Bizarrely, Symonds has emerged as the wise jester in all this insanity. Apparently it takes copious amounts of alcohol to grasp how ridiculous it is that Brendon Mccullum is allowed to play for New South Wales in the final of the Australian Twenty20 competition.
Ironically, for all the controversy he sparked, McCullum’s effect on the actual final was about as influential as the hairy-backed ring-in in our semi-final. He scored ten runs, hardly placing a fingerprint on the game (again, we lost through our own failures, not because of the ring-ins). Whatever, he symbolises so much more.
I’m not sure that it is corruption per se, but the ICC seems to believe that the ‘professional’ era allows for money to rule the day. Of course this isn’t actually professionalism, it’s the Wild West; there are no rules and everyone is out for a piece of gold.

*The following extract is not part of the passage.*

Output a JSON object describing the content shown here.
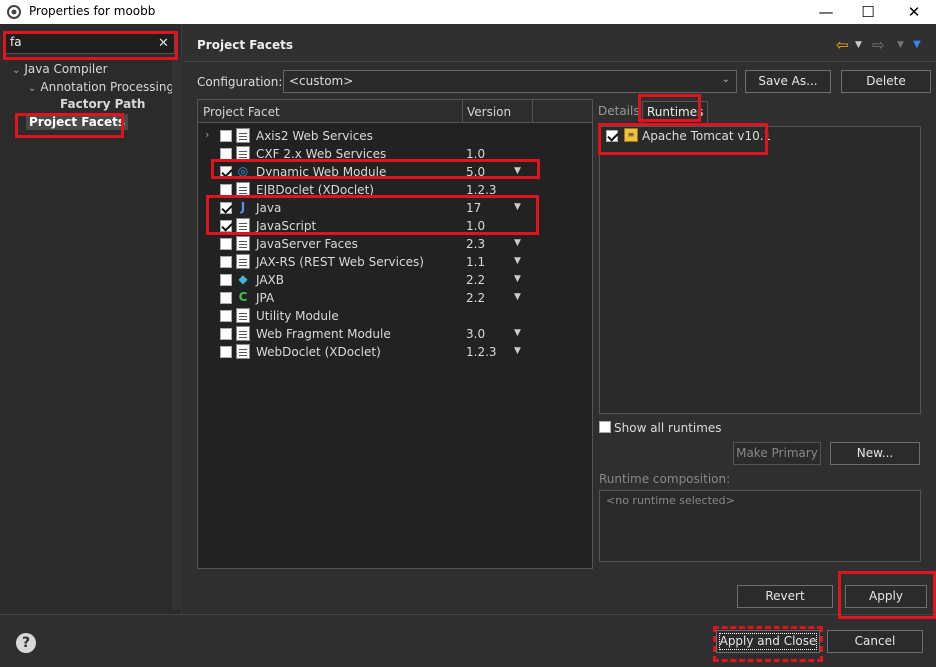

The head of the New Zealand Cricket Players’ Association, Heath Mills, illustrated this opinion perfectly in an earlier quote to the Herald:
“I’m obviously disappointed in (Symonds) comments. They clearly show a lack of understanding in the evolving nature of world cricket. These situations are going to become more common as major associations and franchises worldwide look to maximise their chances of making the lucrative Champions League.”
Yep, there’s gold in them there hills, rules be damned. Things are getting crazy, and McCullum seems to illustrate the free-for-all of cricket’s new free market , Deadwood philosphy. He plays for three teams, casually cashing in checks like he’s robbing trains for a living.
They need to rein this in quick-smart. It is precisely because so much money is at stake that the rules need to be crystal clear. Lest we let the lawyers figure them out for us at a later date. It’s a fairly simple process. Create a rule that says no player can be bought in from another team after a certain deadline in the season. Oh, and unless it is for national competition, no individual can play for more than one team at a time. Surely, this is stipulated in most player’s contracts anyway. If we are truly professional, contracts should rule the day.
This would stop fans having to watch a stranger play for, or against, their team in a final. Sure, we all want to see the team we support win, but this essentially hits at the heart of what we are actually supporting as fans. Would you be happy to see your favorite team replace 50% of its original lineup with ring-ins if it guaranteed victory? In most cases I would say no. I’d take my chances with the guys I knew, just for loyalty’s sake. Oddly, in the case of the All Blacks i’m not sure. I just want those bastards to win that damn World Cup.
This maybe an old fashioned idea, but I think fans identify with the individuals within the team as much as the team itself, loyalty is built up over a season, players earn our trust or fall from favour. But ultimately we know what we’re getting. We might like it or hate it, but it is ours. Who wants that changing in a final?